Monday, January 09, 2006
passes along this question:
"Explain to me... how exactly it damages national security to reveal the fact that we spy on people without secret warrants instead of the fact that we spy on people with secret warrants?"
... which got me thinking.
The only way I see national security being hurt by the NYT story on the NSA monitoring programs (along with all the related follow-up printed elsewhere) is if our enemies learned from the stories that their conversations were being monitored, when they previously were under the impression that their conversations were NOT being monitored.
In other words, our enemies had to have learned something from the stories in order for there to be a breach... if they already knew (whether for sure or even only as a really good guess) that their conversations were being monitored and were acting accordingly, then there's been no change to the status quo. And - to me - no change to the status quo, no harm, no foul, no harm to national security.
Now, in order for our enemies to have learned something from the stories, they must have learned (or now suspect) that conversations they thought were NOT being monitored were in fact being monitored.
And, in order for this to be the case, they must (prior to the NYT story) have:
(1) Thought the NSA lacked the technical ability to track their conversations, and learned from the NYT story that the NSA does have the technical ability to do so, or
(2) Figured the NSA had the technical ability to track their conversations, but only in theory, as the NSA wasn't able to identify the right people to target, and they learned from the the NYT story that the NSA did in fact know who to target, or
(3) Figured the NSA had the technical ability to track their conversations and knew who to target, but thought the NSA wasn't doing so because they lacked the legal approval to do so, and learned from the NYT story that, legal or not, the NSA was in fact tracking their conversations.
I think the 1st and 2nd can be pretty easily dismissed as possibilities.
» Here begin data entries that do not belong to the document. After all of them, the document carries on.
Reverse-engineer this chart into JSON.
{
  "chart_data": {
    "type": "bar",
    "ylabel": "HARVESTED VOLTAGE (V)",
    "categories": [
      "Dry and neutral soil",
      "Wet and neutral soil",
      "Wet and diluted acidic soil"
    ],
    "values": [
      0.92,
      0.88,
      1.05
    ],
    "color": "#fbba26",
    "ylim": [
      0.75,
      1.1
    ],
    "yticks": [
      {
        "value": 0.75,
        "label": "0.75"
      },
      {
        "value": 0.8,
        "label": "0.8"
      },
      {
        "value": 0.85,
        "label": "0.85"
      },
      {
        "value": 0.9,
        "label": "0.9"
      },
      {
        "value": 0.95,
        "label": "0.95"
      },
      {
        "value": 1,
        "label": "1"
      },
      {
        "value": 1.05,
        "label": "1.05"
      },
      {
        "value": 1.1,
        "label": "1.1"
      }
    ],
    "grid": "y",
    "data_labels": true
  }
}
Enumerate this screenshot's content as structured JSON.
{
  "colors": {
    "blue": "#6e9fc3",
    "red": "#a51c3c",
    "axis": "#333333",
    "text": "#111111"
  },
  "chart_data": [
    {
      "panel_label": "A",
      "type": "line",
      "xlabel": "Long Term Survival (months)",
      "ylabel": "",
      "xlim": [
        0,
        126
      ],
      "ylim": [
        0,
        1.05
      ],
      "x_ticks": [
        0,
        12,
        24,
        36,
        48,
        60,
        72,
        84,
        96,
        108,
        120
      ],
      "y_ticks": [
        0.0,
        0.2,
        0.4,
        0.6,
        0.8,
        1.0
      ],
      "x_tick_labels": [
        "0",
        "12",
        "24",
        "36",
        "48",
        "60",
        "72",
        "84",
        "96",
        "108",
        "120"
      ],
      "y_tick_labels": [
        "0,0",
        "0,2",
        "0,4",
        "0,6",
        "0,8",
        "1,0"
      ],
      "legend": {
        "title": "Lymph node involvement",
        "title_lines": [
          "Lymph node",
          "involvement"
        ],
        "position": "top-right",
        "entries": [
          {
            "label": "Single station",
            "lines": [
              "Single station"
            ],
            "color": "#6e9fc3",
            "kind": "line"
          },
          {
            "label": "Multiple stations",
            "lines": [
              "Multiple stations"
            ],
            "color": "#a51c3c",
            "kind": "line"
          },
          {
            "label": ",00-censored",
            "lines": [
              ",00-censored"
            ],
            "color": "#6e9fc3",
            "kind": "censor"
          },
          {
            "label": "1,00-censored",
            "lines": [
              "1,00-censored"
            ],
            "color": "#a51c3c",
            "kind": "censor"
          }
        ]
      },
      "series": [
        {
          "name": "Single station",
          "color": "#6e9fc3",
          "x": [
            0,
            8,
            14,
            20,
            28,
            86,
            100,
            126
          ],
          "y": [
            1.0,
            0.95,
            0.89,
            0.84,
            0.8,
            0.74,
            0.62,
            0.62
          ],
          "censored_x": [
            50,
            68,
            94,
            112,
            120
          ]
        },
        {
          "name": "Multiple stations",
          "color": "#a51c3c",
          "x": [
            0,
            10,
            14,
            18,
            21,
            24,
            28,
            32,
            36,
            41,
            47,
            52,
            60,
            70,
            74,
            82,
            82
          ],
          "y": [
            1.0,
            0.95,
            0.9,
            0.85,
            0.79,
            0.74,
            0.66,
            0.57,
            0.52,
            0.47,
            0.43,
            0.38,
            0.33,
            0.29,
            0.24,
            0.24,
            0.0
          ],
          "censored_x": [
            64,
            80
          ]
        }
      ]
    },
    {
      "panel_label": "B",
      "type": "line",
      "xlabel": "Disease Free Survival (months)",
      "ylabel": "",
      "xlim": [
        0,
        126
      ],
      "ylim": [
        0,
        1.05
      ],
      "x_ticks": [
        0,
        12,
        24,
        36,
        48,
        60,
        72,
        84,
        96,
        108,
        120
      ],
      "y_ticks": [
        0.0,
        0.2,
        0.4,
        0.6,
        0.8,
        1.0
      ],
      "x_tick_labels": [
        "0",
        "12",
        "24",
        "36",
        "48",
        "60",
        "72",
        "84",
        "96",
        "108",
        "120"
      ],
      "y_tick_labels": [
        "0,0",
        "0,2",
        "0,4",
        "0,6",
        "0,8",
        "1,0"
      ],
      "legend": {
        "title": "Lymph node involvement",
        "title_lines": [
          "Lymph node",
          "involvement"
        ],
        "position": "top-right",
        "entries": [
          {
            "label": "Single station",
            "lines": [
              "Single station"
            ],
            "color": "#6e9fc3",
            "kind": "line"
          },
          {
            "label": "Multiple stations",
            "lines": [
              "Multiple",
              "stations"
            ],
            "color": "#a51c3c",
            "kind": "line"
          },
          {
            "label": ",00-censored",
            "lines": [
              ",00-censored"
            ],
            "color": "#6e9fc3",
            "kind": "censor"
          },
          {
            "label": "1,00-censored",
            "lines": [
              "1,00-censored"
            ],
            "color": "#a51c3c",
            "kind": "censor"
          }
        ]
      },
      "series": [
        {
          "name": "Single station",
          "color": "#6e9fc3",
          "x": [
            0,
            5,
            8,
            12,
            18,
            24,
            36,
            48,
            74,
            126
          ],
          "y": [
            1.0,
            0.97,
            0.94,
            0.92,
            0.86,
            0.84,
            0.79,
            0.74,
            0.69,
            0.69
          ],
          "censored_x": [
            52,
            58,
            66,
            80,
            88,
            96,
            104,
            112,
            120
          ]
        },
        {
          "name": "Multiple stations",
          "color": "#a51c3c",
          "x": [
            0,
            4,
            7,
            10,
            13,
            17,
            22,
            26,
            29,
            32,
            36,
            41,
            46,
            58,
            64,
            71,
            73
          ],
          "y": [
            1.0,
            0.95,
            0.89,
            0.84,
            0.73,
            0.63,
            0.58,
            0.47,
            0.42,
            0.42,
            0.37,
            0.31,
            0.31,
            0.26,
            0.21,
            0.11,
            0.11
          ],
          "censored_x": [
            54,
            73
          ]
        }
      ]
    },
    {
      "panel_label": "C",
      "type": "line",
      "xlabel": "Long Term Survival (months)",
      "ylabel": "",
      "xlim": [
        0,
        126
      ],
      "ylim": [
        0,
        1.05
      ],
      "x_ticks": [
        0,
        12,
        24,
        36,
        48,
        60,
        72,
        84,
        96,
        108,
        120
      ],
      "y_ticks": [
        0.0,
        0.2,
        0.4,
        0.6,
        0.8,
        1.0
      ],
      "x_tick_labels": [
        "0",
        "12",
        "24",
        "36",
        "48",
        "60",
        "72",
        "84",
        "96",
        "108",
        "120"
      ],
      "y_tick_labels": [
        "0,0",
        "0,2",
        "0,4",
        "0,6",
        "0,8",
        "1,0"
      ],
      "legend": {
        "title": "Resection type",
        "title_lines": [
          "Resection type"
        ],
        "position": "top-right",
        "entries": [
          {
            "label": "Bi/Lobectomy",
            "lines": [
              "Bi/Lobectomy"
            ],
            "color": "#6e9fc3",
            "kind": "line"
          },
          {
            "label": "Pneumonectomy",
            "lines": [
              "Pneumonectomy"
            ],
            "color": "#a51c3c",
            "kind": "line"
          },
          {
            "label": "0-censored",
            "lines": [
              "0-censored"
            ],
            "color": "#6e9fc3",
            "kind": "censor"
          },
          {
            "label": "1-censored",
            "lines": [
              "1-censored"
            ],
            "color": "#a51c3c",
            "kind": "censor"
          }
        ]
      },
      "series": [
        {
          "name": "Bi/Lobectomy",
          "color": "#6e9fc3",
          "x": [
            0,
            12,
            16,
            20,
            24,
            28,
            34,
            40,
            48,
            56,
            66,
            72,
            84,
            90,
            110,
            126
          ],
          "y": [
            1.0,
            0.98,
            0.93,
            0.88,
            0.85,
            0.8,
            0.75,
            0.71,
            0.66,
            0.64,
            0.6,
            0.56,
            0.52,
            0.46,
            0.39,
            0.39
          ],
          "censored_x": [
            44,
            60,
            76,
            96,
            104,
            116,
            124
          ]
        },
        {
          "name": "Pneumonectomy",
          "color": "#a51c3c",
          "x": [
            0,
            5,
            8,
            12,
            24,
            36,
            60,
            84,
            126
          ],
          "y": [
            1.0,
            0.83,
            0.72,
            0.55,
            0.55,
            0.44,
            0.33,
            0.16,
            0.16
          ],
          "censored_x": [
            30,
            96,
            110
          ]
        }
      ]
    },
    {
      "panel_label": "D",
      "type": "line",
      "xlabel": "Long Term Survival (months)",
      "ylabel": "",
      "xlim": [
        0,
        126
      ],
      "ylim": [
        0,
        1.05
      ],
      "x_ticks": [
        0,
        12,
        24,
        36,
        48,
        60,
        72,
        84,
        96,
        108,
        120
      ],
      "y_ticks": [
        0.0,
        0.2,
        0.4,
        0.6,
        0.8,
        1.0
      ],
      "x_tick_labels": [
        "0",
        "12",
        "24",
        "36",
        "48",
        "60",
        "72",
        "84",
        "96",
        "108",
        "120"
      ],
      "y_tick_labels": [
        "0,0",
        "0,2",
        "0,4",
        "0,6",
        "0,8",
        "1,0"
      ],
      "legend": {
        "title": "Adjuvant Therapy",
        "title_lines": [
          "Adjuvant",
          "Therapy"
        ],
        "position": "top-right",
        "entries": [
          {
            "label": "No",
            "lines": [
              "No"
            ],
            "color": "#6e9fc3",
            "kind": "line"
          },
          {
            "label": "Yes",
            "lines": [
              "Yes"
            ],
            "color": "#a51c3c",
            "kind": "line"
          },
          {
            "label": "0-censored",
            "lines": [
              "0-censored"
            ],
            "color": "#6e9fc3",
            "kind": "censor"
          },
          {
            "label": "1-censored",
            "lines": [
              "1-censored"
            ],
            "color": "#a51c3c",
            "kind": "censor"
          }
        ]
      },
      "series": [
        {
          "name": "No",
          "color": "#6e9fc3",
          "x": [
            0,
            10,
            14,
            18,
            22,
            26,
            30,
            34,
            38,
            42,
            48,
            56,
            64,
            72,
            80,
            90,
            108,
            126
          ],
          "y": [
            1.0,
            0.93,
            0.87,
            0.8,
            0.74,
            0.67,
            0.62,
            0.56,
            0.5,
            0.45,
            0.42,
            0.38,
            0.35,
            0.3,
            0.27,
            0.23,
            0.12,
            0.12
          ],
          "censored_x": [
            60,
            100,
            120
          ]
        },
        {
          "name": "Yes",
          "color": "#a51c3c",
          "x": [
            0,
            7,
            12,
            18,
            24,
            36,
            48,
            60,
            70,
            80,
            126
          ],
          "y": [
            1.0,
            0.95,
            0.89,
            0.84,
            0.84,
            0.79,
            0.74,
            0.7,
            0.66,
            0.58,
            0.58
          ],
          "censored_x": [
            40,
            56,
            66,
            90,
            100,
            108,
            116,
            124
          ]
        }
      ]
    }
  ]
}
As far as I have read, there hasn't been much at all on the technical aspects of the monitoring programs and nothing at all that would alert our enemies that the NSA was on to any particular one of them (note: I'm open to being shown where such details were in fact disclosed).
And I think the 3rd scenario is also very unlikely. Assuming our enemies figured the NSA knew how and who to target (a safe assumption for our enemies to make, given how paranoid they are rumored to be), there's no way they would have blabbed away, counting on a supposed lack of legal authority to keep the NSA from listening in. First, I doubt that the terrorists are well versed in the law, certainly not to the point where their legal advisors would have given them the go-ahead to not worry about being monitored.
And even if they were somewhat versed in the relevant law, blabbing away anyway thinking the NSA wouldn't monitor them without a warrant they figured the NSA didn't have would be as silly as a mob boss knowing the FBI was after them, knowing the FBI knew what phones or social club to wiretap, but going ahead and blabbing away anyway, figuring the FBI didn't have or wouldn't be able to get a warrant. It just wouldn't happen. Our enemies may be evil, but they're not stupid.
So... I am left wondering.... where's the harm?
Now, this is not to say that laws weren't broken by those who leaked the story to the NYT... revealing classified materials to those not authorized to receive it is illegal... but illegal doesn't necessarily mean there's been any harm to our national security.
And, to repeat my question from yesterday, if the leak caused damage to our national security, why did the Bush Administration wait a year before starting an investigation into the leak?